‘Once’ More With Feeling
Grow On Screen by Sofy Robertson
February; the month of L-O-V-E. It seems only fitting, then, that this month’s Grow on Screen should feature a film with some romantic ties. Don’t worry Grow readers, I’m not going to go all mushy gushy on you, although you may think so when I use the words ‘musical’ and ‘romance’ together.
In recent years, musicals have come into a world of their own with successes like Les Misérables (2012) and The Greatest Showman (2017), not to mention Disney’s resurgence of songs within its cartoon films bringing musical film back on trend. Released in 2007, it may be fair to say that Once was ahead of the musical trend.
Set in Ireland, this musical romance was directed by John Carney and stars Irish folksinger Glen Hansard (if you have not heard his music, get on Spotify right now) and Czech singer-songwriter Markéta Irglová.

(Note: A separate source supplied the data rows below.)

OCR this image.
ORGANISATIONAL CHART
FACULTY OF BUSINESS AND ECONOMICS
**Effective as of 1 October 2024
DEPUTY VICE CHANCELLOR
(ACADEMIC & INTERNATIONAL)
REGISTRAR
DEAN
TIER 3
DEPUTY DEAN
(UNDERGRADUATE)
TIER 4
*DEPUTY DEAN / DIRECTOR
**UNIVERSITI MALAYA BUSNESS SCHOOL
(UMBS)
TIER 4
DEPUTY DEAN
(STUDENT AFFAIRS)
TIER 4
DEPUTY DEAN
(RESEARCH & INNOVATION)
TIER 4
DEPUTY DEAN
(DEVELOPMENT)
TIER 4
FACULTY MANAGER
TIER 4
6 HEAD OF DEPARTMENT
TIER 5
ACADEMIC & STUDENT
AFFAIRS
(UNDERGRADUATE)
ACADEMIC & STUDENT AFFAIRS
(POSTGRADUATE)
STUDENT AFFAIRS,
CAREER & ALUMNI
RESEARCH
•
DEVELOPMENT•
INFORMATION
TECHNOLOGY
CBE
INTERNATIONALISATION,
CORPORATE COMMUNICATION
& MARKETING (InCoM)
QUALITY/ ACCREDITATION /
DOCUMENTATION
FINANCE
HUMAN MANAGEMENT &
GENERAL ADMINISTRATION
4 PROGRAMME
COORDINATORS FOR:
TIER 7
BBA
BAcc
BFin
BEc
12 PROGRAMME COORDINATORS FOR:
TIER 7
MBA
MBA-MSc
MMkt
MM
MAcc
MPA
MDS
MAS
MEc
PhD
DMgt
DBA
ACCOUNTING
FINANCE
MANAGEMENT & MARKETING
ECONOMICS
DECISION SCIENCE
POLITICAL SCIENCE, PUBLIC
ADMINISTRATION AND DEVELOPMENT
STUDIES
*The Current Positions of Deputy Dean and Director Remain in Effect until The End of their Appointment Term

So what sets Once apart from other mundane romance plotlines? Well, it scored 97% on Rotten Tomatoes for one. Although it is technically a musical, if you’re expecting show tunes, you will be disappointed. Instead, the songs are raw, emotive (take, for example, Hansard’s solo ‘Broken Hearted Hoover Fixer Sucker Guy) and, in many ways, sad.
The film follows an unnamed hoover repairman (Hansard) who busks on Dublin’s streets by night. He meets an unnamed Czech girl (Irglová) by chance and finds out that she too has a love for music. These two kindred musical spirits share their past experiences of love, of difficult parents, of trying to find their place in Dublin whilst putting together a demo for Guy to take to London with the help of a ramshackle bunch of street musicians.
Guy and Girl have an unmistakable on-screen chemistry through their shared love of music, but the developing romance of their relationship is complicated and difficult, rather than whirlwind and fantastical. The ‘realness’ is palpable; from the scenes shot in Guy’s box-like single bedroom to the night streets of Dublin.
When Guy finds out that Girl is also a musician, he wants to hear her play. She has no piano, so he takes her to a piano store in Dublin. Here she plays some Mendelssohn and he listens, we listen, even the store owner doesn’t interrupt the scene until we have all just listened. If it has not already become clear by this point in the film, this scene drives the point home that the true voice here is music. Dialogue comes second.
Shot over seventeen days with a minimal budget, when I first watched Once I had zero expectation and did not expect it to become one of my favourite films of all-time. Its lead characters are not given names because they do not need them; they represent a universal idea of two people coming together through a shared love and trying to make their lives together work.